They aren’t thin, they are dead, and that’s nothing to shrug off. (Image Credit: Instagram/california_smartlipo)
A few months ago I wrote a blog post called “They Want Fat People to Swallow Balloons Now.” In the post, I talked about a fairly new “weight loss” method in which doctors place balloons into people’s stomachs and then fill them with saline. I pointed out that, according to their own literature, in addition to dangerous and miserable side effects, there are at least a couple of ways that it can kill you:
• Death due to complications related to gastric or esophageal perforation is possible.
• Death due to complications related to intestinal obstruction is possible.
While it didn’t really take a psychic to figure out what was going to happen, I still hoped that I was wrong on this one. Heartbreakingly, I was not.
The FDA reports that five people died within a month of having the procedure, and three of the victims died within just three days. According to a safety alert from the FDA, they also received reports of two additional deaths — one from gastric perforation, the other from esophageal perforation.
According to their statement:
“The FDA continues to work with Apollo Endo-Surgery and ReShape Medical Inc. to better understand the issue of unanticipated death, and to monitor the potential complications of acute pancreatitis and spontaneous over-inflation. Additionally, as part of the ongoing, FDA-mandated post-approval studies for these devices, we will obtain more information to help assess the continued safety and effectiveness of these approved medical devices.”
Note that they aren’t going to ban the practice (thus ending the unanticipated deaths), but rather they hope to better understand the unanticipated deaths. I would point out that, based on the manufacturer’s own warning labels, they knew the risk of these deaths before they happened. Even if we are OK with them feigning ignorance on that, at this point future deaths should be considered "anticipated" — more causalities in the “War on Obesity” which wants us thin or dead and doesn’t seem to care which.
I blame the sizeist culture that pushes fat people to attempt to solve social stigma through weight loss attempts. I blame the manufacturers who create these dangerous products to profit from sizeism. And I blame the FDA for approving them.
For their part, the manufacturers seem to be suggesting that since the deaths represent a small percentage of the fat people whose lives they risk, they are somehow acceptable. Of course. Anyone who would think it was a good idea to have fat people swallow balloons probably thinks it’s OK to kill some fat people.
But the truth is that real people are dead — people who could have gone on to live wonderful lives, people whose parents lost a child, whose children lost a parent, whose communities lost a valuable member. They aren’t thin, they are dead, and that’s nothing to shrug off.
I’m not OK with killing any fat people in the pursuit of making us thin. I don’t blame fat people, who are duped into procedures like this by a fatphobic world that tells them their bodies are to blame for everything wrong in their life, and suggests that weight loss is possible when, in fact, attempts at weight loss almost never work. As I noted in my blog post, the average participant lost 21.8 pounds in the six months they spent having adverse side effects (that, luckily, didn’t kill them) from a balloon or two floating around in their stomachs.

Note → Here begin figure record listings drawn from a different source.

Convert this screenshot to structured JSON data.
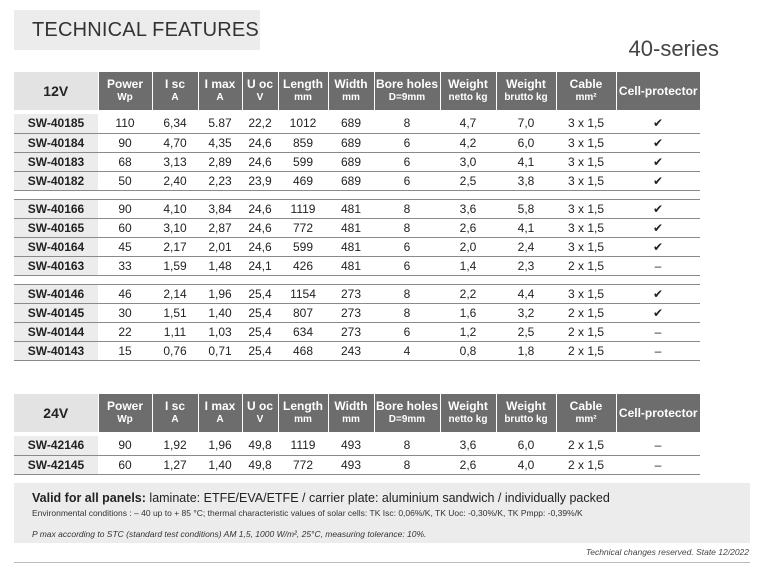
{
  "page": {
    "title": "TECHNICAL FEATURES",
    "series": "40-series"
  },
  "columns": [
    {
      "label": "Power",
      "sub": "Wp"
    },
    {
      "label": "I sc",
      "sub": "A"
    },
    {
      "label": "I max",
      "sub": "A"
    },
    {
      "label": "U oc",
      "sub": "V"
    },
    {
      "label": "Length",
      "sub": "mm"
    },
    {
      "label": "Width",
      "sub": "mm"
    },
    {
      "label": "Bore holes",
      "sub": "D=9mm"
    },
    {
      "label": "Weight",
      "sub": "netto kg"
    },
    {
      "label": "Weight",
      "sub": "brutto kg"
    },
    {
      "label": "Cable",
      "sub": "mm²"
    },
    {
      "label": "Cell-protector",
      "sub": ""
    }
  ],
  "table12v": {
    "voltage": "12V",
    "groups": [
      [
        [
          "SW-40185",
          "110",
          "6,34",
          "5.87",
          "22,2",
          "1012",
          "689",
          "8",
          "4,7",
          "7,0",
          "3 x 1,5",
          "✔"
        ],
        [
          "SW-40184",
          "90",
          "4,70",
          "4,35",
          "24,6",
          "859",
          "689",
          "6",
          "4,2",
          "6,0",
          "3 x 1,5",
          "✔"
        ],
        [
          "SW-40183",
          "68",
          "3,13",
          "2,89",
          "24,6",
          "599",
          "689",
          "6",
          "3,0",
          "4,1",
          "3 x 1,5",
          "✔"
        ],
        [
          "SW-40182",
          "50",
          "2,40",
          "2,23",
          "23,9",
          "469",
          "689",
          "6",
          "2,5",
          "3,8",
          "3 x 1,5",
          "✔"
        ]
      ],
      [
        [
          "SW-40166",
          "90",
          "4,10",
          "3,84",
          "24,6",
          "1119",
          "481",
          "8",
          "3,6",
          "5,8",
          "3 x 1,5",
          "✔"
        ],
        [
          "SW-40165",
          "60",
          "3,10",
          "2,87",
          "24,6",
          "772",
          "481",
          "8",
          "2,6",
          "4,1",
          "3 x 1,5",
          "✔"
        ],
        [
          "SW-40164",
          "45",
          "2,17",
          "2,01",
          "24,6",
          "599",
          "481",
          "6",
          "2,0",
          "2,4",
          "3 x 1,5",
          "✔"
        ],
        [
          "SW-40163",
          "33",
          "1,59",
          "1,48",
          "24,1",
          "426",
          "481",
          "6",
          "1,4",
          "2,3",
          "2 x 1,5",
          "–"
        ]
      ],
      [
        [
          "SW-40146",
          "46",
          "2,14",
          "1,96",
          "25,4",
          "1154",
          "273",
          "8",
          "2,2",
          "4,4",
          "3 x 1,5",
          "✔"
        ],
        [
          "SW-40145",
          "30",
          "1,51",
          "1,40",
          "25,4",
          "807",
          "273",
          "8",
          "1,6",
          "3,2",
          "2 x 1,5",
          "✔"
        ],
        [
          "SW-40144",
          "22",
          "1,11",
          "1,03",
          "25,4",
          "634",
          "273",
          "6",
          "1,2",
          "2,5",
          "2 x 1,5",
          "–"
        ],
        [
          "SW-40143",
          "15",
          "0,76",
          "0,71",
          "25,4",
          "468",
          "243",
          "4",
          "0,8",
          "1,8",
          "2 x 1,5",
          "–"
        ]
      ]
    ]
  },
  "table24v": {
    "voltage": "24V",
    "groups": [
      [
        [
          "SW-42146",
          "90",
          "1,92",
          "1,96",
          "49,8",
          "1119",
          "493",
          "8",
          "3,6",
          "6,0",
          "2 x 1,5",
          "–"
        ],
        [
          "SW-42145",
          "60",
          "1,27",
          "1,40",
          "49,8",
          "772",
          "493",
          "8",
          "2,6",
          "4,0",
          "2 x 1,5",
          "–"
        ]
      ]
    ]
  },
  "footer": {
    "valid_label": "Valid for all panels:",
    "valid_text": " laminate: ETFE/EVA/ETFE / carrier plate: aluminium sandwich / individually packed",
    "environment": "Environmental conditions : – 40 up to + 85 °C;  thermal characteristic values of solar cells: TK Isc: 0,06%/K, TK Uoc: -0,30%/K, TK Pmpp: -0,39%/K",
    "pmax_note": "P max according to STC (standard test conditions) AM 1,5, 1000 W/m², 25°C, measuring tolerance: 10%.",
    "changes": "Technical changes reserved. State 12/2022"
  }
}
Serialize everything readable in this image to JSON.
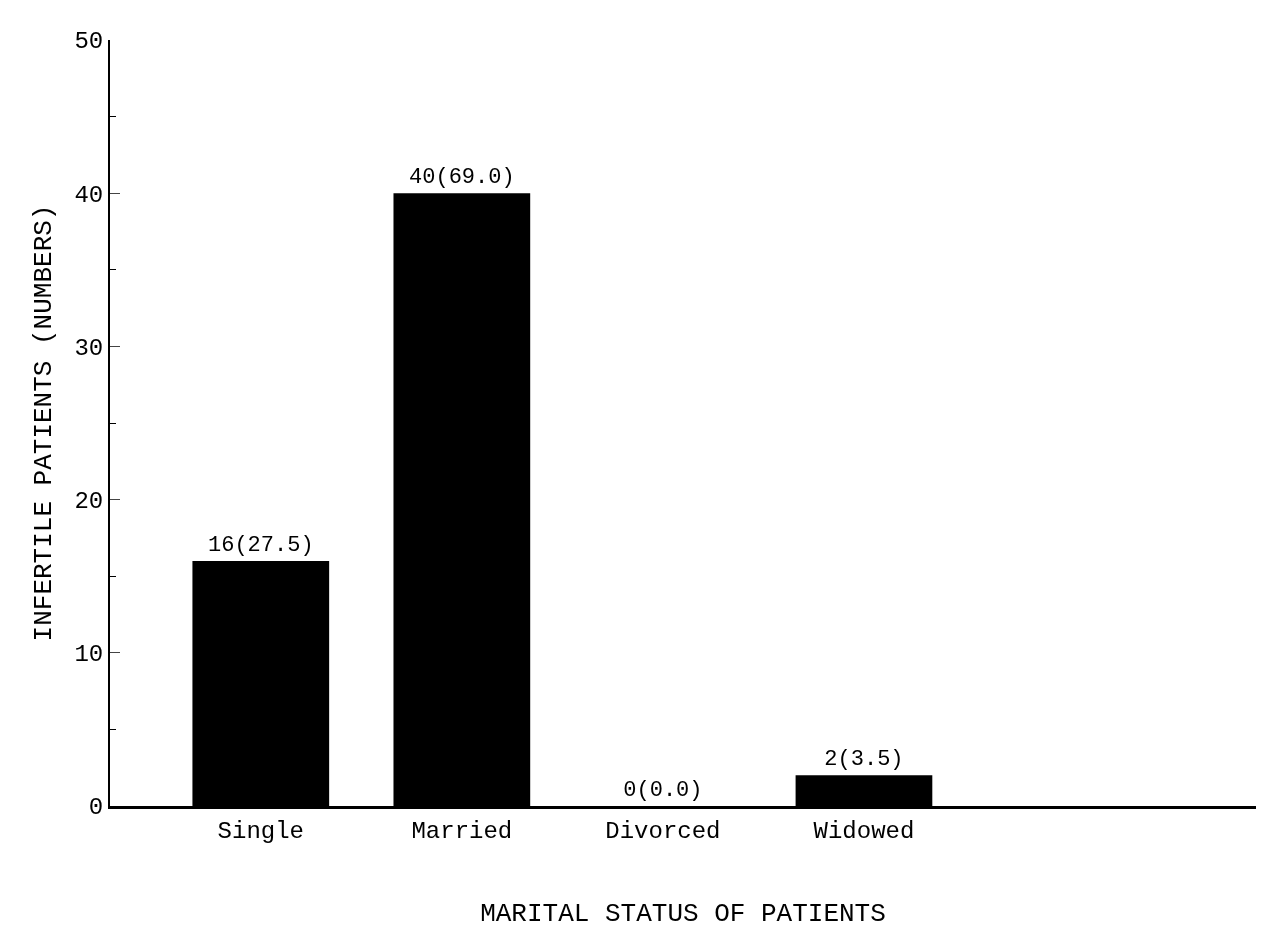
{
  "chart_data": {
    "type": "bar",
    "xlabel": "MARITAL STATUS OF PATIENTS",
    "ylabel": "INFERTILE PATIENTS (NUMBERS)",
    "categories": [
      "Single",
      "Married",
      "Divorced",
      "Widowed"
    ],
    "values": [
      16,
      40,
      0,
      2
    ],
    "value_labels": [
      "16(27.5)",
      "40(69.0)",
      "0(0.0)",
      "2(3.5)"
    ],
    "color": "#000000",
    "ylim": [
      0,
      50
    ],
    "yticks": [
      0,
      10,
      20,
      30,
      40,
      50
    ],
    "legend": false
  }
}
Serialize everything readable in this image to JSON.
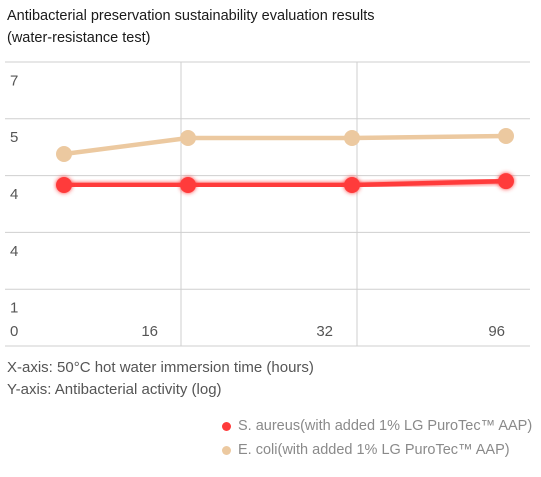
{
  "title_line1": "Antibacterial preservation sustainability evaluation results",
  "title_line2": "(water-resistance test)",
  "axis_info": {
    "x": "X-axis: 50°C hot water immersion time (hours)",
    "y": "Y-axis: Antibacterial activity (log)"
  },
  "legend": [
    {
      "label": "S. aureus(with added 1% LG PuroTec™ AAP)",
      "color": "#ff3b3b"
    },
    {
      "label": "E. coli(with added 1% LG PuroTec™ AAP)",
      "color": "#ecc9a0"
    }
  ],
  "chart_data": {
    "type": "line",
    "categories": [
      "0",
      "16",
      "32",
      "96"
    ],
    "y_ticks": [
      "1",
      "4",
      "4",
      "5",
      "7"
    ],
    "series": [
      {
        "name": "S. aureus(with added 1% LG PuroTec™ AAP)",
        "color": "#ff3b3b",
        "values": [
          4.75,
          4.75,
          4.75,
          4.85
        ]
      },
      {
        "name": "E. coli(with added 1% LG PuroTec™ AAP)",
        "color": "#ecc9a0",
        "values": [
          5.55,
          5.95,
          5.95,
          6.0
        ]
      }
    ],
    "grid": true
  }
}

But six months later, our balloon swallowers had regained 5.6 pounds (25.69%) of the weight that they lost in the first six months which puts them right on track to have gained back all of their weight (with some likely regaining more than they lost) within five years. Of course, like almost all weight loss studies, they simply stopped following the subjects and pretended that they would not experience any more weight gain.
I don’t blame the victims. I blame the sizeist culture that pushes fat people to attempt to solve social stigma through weight loss attempts. I blame the manufacturers who create these dangerous products to profit from sizeism. And I blame the FDA for approving them.
It’s important to remember that these things get FDA approval based on a risk/benefit analysis, which means that the higher the risk is believed to be, the more dangerous the treatment is allowed to be. Since our fatphobic culture wildly overestimates the risks of being fat, companies are allowed to suggest extremely dangerous “treatments.” (They are currently suggesting that fat people risk death and a lifetime of horrific side effects by submitting to the mutilating of our stomachs and digestive tracts.)
It’s no wonder that in a world where fatphobia runs rampant and even concepts of “Body Positivity” all too often come with baked-in sizeism, healthism, and ableism, the FDA would decide it’s perfectly reasonable to risk the death of fat people.
Rather than focus on creating an environment where people of all sizes can thrive.
As long as the medical community is allowed to make a profit from the promise of thinness, fat people cannot trust them to have our best interests (or even just our continuing to be alive) as a priority. I know exactly where to stick these balloons, and it’s not in the stomachs of fat people.